I can’t see the future, except that it’s near.

I somehow feel better not being so clear.

It’s cold when it’s warm, it’s wet when it’s dry.

And nothings as quiet as a wordless goodbye.

Dennis Mantin

Monsters Ball

It’s not wrong to feel sorry.

It’s not right to enjoy the fall.

You just need to row your own dory.

So sorry you can’t have it all.

I guess I could say I got what I came for.

Guess you could say she got what she needs.

It means sometimes the bad guys score.

It means sometimes the monster feeds.

Oh hell now don’t look so broken hearted.

Not done for you, you just faced your fears.

Win lose or draw you finish what you started.

If it makes you happy then shed some tears.

Dennis Mantin

The Curse of the Narrow Mind.

I have watched you in your pain and I’ve listened to you in your assuredness and I have wondered how did your mind get so certain?

It isn’t that you’re always wrong, no.

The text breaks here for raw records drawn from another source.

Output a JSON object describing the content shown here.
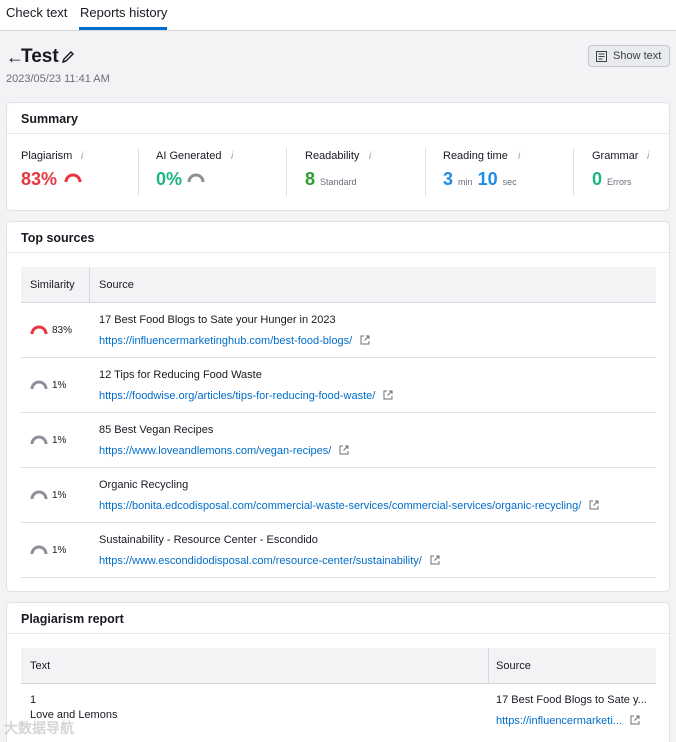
{
  "tabs": [
    {
      "label": "Check text",
      "active": false
    },
    {
      "label": "Reports history",
      "active": true
    }
  ],
  "accent_color": "#006dca",
  "header": {
    "back_icon": "arrow-left-icon",
    "title": "Test",
    "edit_icon": "pencil-icon",
    "date": "2023/05/23 11:41 AM",
    "show_text_label": "Show text",
    "show_text_icon": "document-icon"
  },
  "summary": {
    "title": "Summary",
    "plagiarism": {
      "label": "Plagiarism",
      "value": "83%",
      "gauge_fraction": 0.83,
      "color": "#e5373f"
    },
    "ai_generated": {
      "label": "AI Generated",
      "value": "0%",
      "gauge_fraction": 0.0,
      "color": "#1db683"
    },
    "readability": {
      "label": "Readability",
      "value": "8",
      "unit": "Standard",
      "color": "#2f9c2f"
    },
    "reading_time": {
      "label": "Reading time",
      "minutes": "3",
      "min_unit": "min",
      "seconds": "10",
      "sec_unit": "sec",
      "color": "#1e8ce5"
    },
    "grammar": {
      "label": "Grammar",
      "value": "0",
      "unit": "Errors",
      "color": "#1db683"
    },
    "info_icon": "info-icon"
  },
  "top_sources": {
    "title": "Top sources",
    "headers": {
      "similarity": "Similarity",
      "source": "Source"
    },
    "rows": [
      {
        "pct": "83%",
        "fraction": 0.83,
        "title": "17 Best Food Blogs to Sate your Hunger in 2023",
        "url": "https://influencermarketinghub.com/best-food-blogs/"
      },
      {
        "pct": "1%",
        "fraction": 0.01,
        "title": "12 Tips for Reducing Food Waste",
        "url": "https://foodwise.org/articles/tips-for-reducing-food-waste/"
      },
      {
        "pct": "1%",
        "fraction": 0.01,
        "title": "85 Best Vegan Recipes",
        "url": "https://www.loveandlemons.com/vegan-recipes/"
      },
      {
        "pct": "1%",
        "fraction": 0.01,
        "title": "Organic Recycling",
        "url": "https://bonita.edcodisposal.com/commercial-waste-services/commercial-services/organic-recycling/"
      },
      {
        "pct": "1%",
        "fraction": 0.01,
        "title": "Sustainability - Resource Center - Escondido",
        "url": "https://www.escondidodisposal.com/resource-center/sustainability/"
      }
    ]
  },
  "plagiarism_report": {
    "title": "Plagiarism report",
    "headers": {
      "text": "Text",
      "source": "Source"
    },
    "rows": [
      {
        "num": "1",
        "text": "Love and Lemons",
        "source_title": "17 Best Food Blogs to Sate y...",
        "source_url": "https://influencermarketi..."
      }
    ]
  },
  "watermark": "大数据导航"
}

It’s that you’re so certain that you’re always right and never wrong that’s I find interesting.

Where I knew for certain of the dilemma you find yourself in… was the time you responded to my claim that my daughter was my best friend.

You snapped with vitriol.

“You can’t be friends with your children.”

I responded, ” It is sad for you that this was your experience.

No doubt with me, it was here that you developed this lonely certainty you cling to so tightly.

Dennis Mantin

The Ability to Shut Up

I feel something built up; rising from somewhere ancient deep and a part of me nods and smiles:

“There you are! My old friend Rage… How ya been?”

I let him out and I spout some frothy nonsense until even I think.

‘Yeah right”

My apologies are genuine and fast! I’ve been down this road and have become resigned to the possibility that I may never find the ability to shut up when I am emotionally charged and challenged.

Dennis Mantin

Crack

Sometimes you see them slip and fall. Sometimes you just find them resigned. Sitting there fretting… all hope drained. Planning the next big move?

Sometimes you wonder how they do it? Sometimes you try to help and then… Sitting waiting for some light and hope. Preparing for that onslaught of compassion.

Dennis Mantin

Jason Screams

Jason sits at Queen at Jameson, his head bowed slightly taking stock of the trinkets that sit on the sidewalk beside him. He’s been here for decades now.

You usually hear him throat scream before you see him and most that hear that pain walk around him to avoid what ever it is that Jason offers.

The trinkets and toys are from a child long gone or grown… I can’t be sure except this was Jason’s child when he was younger and living on the east coast.

Whenever I think I’m having a bad day or that the lawyer bills for my child’s custody and safety are too much… it’s Jason who provides me with perspectives.

Dennis Mantin

October Thanksgiving Canada

A young 11 pound turkey made the ultimate sacrifice here this week and has just been stuffed and seasoned.

Z is still sleeping and she is healthy and seemingly happy except when she’s not and she tells me about that and I listen and do my best to make it better except for those times I can’t and I tell her and she’s good with that.

I decided when I was 50 to have a child and the blessings in this life for me begin with her and us and this and that young turkey and friends, are why I am thankful to God today.

Canada 🇨🇦 is a great place to live!

Dennis Mantin

Thanksgiving

I wake up tired all the time now. However I am thankful for this.

I still wake up.

The cumulative effects of life have taken a toll where time and weight are all I can take… however maybe I am wrong like so many times before.

I am thankful for this experience for which I’ve been allowed to participate. The alternative seems eternally vast and full of abandon.

Dennis Mantin

That Drowning Silence

I have this memory of a time many years ago when I almost drowned.

In the moments that followed, sitting alone soaked on dry land; when my deep breathing eased to normal and my heart settled back to normal…

I was struck by the silence and the lapping of the river water against the shore in bright moonlight.

The river just kept doing what rivers do and the world kept on turning regardless of whether I lived or died and in that moment I knew that truth.

This knowledge made it easier to leave home. I left the next day.